La qualità dei Coldplay comunque è di Eraclitea filosofia: tutto scorre, tutto cambia, i pensieri così come il modo di fare musica. Diventano un po’ più Pop, cercando però strade mai percorse prima. Da qui Mylo Xyloto.

Storia del rock: I Coldplay
“Chiamando l’album Mylo Xyloto abbiamo preso una pistola e ci siamo sparati sui piedi. É iniziato tutto con una prova… Ci suona fresco, è nuovo. Non significa nulla se non la musica dell’album. Forse prima che la gente sapesse cosa fossero le Snickers, anche quella parola poteva suonare strana, o Google… o Yahoo! Perciò perché non provare ad inventare qualcosa di nuovo? Abbiamo inventato qualcosa di riconducibile solo a noi, le parole così come la musica” Questa fu la spiegazione di Martin per il nome del Cd.

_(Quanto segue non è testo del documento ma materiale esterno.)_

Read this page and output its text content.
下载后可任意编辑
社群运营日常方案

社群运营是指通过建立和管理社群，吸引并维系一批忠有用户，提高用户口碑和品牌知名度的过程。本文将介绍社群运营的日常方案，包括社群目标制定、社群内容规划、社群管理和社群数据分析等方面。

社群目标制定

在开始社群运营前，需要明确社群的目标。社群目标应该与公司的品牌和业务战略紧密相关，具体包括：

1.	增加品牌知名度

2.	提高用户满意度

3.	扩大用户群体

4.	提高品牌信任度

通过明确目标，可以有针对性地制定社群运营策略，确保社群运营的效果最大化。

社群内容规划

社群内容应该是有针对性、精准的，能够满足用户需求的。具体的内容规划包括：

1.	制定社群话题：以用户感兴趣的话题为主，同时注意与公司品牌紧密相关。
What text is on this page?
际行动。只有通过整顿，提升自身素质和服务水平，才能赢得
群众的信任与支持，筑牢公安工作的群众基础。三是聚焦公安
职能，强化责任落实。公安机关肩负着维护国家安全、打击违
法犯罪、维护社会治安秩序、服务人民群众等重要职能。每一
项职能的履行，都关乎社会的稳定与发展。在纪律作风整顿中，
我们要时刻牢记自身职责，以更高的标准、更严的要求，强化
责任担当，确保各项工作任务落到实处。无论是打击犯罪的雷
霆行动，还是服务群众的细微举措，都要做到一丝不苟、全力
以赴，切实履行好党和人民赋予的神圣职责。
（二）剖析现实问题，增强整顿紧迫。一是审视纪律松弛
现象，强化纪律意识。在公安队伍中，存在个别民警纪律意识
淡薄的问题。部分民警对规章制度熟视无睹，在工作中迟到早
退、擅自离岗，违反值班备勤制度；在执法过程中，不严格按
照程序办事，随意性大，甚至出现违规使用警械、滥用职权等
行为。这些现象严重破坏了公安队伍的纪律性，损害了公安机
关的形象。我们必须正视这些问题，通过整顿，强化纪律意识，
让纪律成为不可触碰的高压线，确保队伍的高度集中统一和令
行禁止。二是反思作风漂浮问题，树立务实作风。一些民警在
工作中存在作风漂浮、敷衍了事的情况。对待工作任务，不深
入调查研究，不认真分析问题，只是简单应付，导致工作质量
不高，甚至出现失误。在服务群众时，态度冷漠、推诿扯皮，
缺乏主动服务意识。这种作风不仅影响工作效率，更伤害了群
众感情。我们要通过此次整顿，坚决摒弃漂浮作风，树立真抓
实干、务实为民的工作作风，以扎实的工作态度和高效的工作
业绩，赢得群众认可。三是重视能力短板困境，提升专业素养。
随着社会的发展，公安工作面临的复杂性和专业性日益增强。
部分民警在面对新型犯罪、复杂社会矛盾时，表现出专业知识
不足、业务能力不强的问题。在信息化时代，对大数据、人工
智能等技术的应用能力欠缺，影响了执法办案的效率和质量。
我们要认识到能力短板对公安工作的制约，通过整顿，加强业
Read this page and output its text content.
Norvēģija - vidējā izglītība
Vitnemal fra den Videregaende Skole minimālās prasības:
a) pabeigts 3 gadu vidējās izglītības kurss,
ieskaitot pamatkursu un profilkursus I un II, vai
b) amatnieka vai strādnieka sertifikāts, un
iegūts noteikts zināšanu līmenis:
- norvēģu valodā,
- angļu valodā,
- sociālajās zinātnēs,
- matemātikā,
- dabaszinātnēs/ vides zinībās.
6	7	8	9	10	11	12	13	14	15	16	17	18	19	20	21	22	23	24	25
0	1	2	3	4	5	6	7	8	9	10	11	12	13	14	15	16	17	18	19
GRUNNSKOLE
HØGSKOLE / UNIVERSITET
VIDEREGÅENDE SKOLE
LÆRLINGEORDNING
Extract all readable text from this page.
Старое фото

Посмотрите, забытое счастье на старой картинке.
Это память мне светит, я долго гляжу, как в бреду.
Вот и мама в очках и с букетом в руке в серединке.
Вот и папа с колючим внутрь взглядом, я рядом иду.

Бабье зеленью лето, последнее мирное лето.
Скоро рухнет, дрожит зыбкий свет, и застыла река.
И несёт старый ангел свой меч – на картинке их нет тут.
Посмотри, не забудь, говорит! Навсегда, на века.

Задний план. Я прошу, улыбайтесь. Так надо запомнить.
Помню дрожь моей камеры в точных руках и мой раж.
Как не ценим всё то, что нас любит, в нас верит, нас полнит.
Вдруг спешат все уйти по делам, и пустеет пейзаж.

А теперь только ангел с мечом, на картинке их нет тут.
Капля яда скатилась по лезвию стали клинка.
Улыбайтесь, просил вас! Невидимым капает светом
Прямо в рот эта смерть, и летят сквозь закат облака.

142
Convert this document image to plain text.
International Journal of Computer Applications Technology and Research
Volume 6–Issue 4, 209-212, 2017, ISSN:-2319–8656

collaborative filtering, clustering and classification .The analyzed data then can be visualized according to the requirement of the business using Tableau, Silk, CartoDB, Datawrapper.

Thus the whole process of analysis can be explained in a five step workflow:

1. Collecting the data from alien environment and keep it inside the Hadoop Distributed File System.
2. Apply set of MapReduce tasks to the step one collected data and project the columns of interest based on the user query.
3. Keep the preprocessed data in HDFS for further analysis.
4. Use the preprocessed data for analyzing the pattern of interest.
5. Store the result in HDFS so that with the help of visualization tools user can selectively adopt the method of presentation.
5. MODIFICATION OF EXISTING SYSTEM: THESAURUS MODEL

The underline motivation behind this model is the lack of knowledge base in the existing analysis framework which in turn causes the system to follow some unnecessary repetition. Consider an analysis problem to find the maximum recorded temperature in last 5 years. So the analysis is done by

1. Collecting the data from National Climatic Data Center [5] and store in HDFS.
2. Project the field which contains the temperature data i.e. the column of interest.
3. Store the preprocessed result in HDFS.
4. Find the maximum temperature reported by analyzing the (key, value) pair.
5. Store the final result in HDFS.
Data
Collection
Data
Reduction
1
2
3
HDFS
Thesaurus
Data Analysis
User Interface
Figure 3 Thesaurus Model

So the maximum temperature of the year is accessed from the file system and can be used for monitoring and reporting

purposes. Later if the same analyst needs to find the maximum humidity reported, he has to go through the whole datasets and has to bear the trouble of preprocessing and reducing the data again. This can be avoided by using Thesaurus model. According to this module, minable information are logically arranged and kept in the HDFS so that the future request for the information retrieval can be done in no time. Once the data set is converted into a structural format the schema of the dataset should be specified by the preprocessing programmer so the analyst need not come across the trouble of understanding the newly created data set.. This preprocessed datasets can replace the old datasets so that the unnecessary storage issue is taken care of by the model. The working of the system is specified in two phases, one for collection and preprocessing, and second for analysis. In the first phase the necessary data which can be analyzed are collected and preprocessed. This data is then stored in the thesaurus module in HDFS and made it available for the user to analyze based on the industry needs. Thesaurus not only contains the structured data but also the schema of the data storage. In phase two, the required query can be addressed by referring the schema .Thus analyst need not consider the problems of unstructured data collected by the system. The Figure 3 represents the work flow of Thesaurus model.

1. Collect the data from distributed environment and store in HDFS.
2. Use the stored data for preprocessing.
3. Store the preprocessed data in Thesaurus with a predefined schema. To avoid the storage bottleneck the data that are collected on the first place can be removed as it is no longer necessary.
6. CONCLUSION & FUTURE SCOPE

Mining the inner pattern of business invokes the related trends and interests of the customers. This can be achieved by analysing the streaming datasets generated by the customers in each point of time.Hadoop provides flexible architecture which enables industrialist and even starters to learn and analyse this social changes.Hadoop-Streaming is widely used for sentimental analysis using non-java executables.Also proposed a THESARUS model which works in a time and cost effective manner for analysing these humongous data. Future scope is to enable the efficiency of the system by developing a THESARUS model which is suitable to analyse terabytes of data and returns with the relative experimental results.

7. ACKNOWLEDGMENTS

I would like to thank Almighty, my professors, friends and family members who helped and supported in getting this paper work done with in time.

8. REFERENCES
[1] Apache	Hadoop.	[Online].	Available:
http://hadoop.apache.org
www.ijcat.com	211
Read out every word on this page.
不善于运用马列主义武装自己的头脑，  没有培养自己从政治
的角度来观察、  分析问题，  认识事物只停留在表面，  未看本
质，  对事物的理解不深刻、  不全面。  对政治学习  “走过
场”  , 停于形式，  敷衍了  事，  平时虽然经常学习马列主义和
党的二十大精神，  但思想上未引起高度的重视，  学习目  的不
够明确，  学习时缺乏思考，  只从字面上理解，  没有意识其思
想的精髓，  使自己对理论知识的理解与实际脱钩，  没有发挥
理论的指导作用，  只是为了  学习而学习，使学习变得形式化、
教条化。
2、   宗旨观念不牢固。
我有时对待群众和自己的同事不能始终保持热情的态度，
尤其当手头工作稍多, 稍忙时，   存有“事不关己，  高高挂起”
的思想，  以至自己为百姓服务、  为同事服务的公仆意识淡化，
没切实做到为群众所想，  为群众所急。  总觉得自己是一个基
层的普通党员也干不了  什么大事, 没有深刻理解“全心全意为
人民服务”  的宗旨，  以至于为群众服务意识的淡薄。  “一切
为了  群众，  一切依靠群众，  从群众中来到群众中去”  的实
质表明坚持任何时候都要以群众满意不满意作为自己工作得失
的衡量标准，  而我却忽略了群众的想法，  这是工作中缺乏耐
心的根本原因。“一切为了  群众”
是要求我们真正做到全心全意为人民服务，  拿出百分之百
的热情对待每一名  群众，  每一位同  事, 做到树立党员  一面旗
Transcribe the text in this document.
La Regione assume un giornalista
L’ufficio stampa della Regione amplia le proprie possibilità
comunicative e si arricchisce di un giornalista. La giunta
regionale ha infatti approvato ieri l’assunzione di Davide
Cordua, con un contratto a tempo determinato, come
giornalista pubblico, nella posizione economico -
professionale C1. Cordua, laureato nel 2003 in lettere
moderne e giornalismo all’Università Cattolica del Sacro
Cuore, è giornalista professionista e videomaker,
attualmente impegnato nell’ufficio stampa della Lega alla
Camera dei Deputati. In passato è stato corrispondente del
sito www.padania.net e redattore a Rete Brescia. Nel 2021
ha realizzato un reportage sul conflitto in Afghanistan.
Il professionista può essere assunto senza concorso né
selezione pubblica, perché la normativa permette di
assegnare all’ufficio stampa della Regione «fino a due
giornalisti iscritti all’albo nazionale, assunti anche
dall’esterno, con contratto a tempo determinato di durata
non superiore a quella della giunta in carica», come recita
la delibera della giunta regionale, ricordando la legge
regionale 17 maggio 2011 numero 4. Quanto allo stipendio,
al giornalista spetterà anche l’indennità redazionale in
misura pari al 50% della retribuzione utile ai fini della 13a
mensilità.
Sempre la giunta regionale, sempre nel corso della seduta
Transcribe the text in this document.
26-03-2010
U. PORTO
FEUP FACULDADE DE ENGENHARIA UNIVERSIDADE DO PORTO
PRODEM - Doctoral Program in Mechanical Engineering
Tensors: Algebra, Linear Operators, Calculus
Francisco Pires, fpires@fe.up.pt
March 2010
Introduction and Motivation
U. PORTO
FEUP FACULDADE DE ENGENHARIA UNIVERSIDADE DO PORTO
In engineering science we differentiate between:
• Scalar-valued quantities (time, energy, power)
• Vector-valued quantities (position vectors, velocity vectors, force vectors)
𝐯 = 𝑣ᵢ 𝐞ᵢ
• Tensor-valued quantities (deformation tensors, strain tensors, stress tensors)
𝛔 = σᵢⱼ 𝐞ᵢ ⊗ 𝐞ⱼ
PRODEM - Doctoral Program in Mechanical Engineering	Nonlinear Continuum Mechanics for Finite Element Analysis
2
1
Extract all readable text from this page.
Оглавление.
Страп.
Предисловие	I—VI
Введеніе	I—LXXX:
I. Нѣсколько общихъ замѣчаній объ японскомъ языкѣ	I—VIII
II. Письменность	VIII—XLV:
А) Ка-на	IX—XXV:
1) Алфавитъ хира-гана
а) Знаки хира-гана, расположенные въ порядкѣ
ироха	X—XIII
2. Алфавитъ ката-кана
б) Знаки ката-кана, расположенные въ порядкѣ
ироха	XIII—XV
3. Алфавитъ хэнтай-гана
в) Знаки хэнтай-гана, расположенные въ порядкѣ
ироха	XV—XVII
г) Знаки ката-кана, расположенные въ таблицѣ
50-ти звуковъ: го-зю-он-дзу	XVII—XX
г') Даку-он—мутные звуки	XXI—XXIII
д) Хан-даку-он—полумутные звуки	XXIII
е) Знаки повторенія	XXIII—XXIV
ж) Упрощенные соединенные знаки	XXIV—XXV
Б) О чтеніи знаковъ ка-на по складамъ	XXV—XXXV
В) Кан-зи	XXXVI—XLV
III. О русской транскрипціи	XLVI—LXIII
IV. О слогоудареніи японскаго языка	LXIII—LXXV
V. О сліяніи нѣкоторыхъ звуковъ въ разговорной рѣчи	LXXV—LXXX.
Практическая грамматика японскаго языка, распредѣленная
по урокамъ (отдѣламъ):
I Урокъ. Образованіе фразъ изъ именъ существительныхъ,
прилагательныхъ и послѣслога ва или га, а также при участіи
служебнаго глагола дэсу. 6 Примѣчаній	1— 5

Buckland invece ha spiegato: “E’ stato l’album che più mi ha entusiasmato. Ci ha cambiato, ha cambiato il nostro modo di vestire, ci siamo liberati del nero, siamo entrati in un periodo di colori, di luce, di trasformismo continuo. Entravamo in sala prove con un’idea e ne nasceva da lì una totalmente diversa e rivoluzionata. Abbiamo aggiunto qualcosa di nuovo che ci ha dato un genere del tutto nuovo. Ecco. Questo è Mylo Xyloto”.

L’elettronica entra in questo Cd, con “Paradise”, “Charlie Brown”, ma la Band non perde il proprio stile confermando la forza canora di Martin, come si dimostra in “Us Against The Wordl”, vera e propria ballata elegante sulla forza dell’amore.

I Coldplay cambiano genere, stile, iniziano a cucire i propri vestiti, segno che il lavoro non è mai fine alle vendite ma entra nel modo di vivere. Le luci ed i colori fanno parte della scena.

Ho avuto il piacere di vederli in concerto, il 24 Maggio dello scorso anno; Oltre la qualità della musica, e la forza che questa riesce a trasmettere ai propri fan, i Coldplay hanno reso il concerto un evento globale, capace di coinvolgere il pubblico, con bracciali colorati che si illuminano a tempo delle loro canzoni. Il pubblico è parte integrante dell’evento, senza mai trascurare il lato musicale. La vera forza della Band è riuscire a creare una vera e propria empatia con la musica come filo conduttore.

In tempi musicali e non, di grande incertezza, i Coldplay conquistano per la loro normalità, che esplode in qualcosa di grandioso. Nonostante l’evoluzione, che magari non ha riscosso il gradimento di tutti i critici, i Coldplay rappresentano la band del 2000, capace di rendere arte il concetto delle piccole cose che sanno rendere indimenticabile una giornata se non una vita intera”.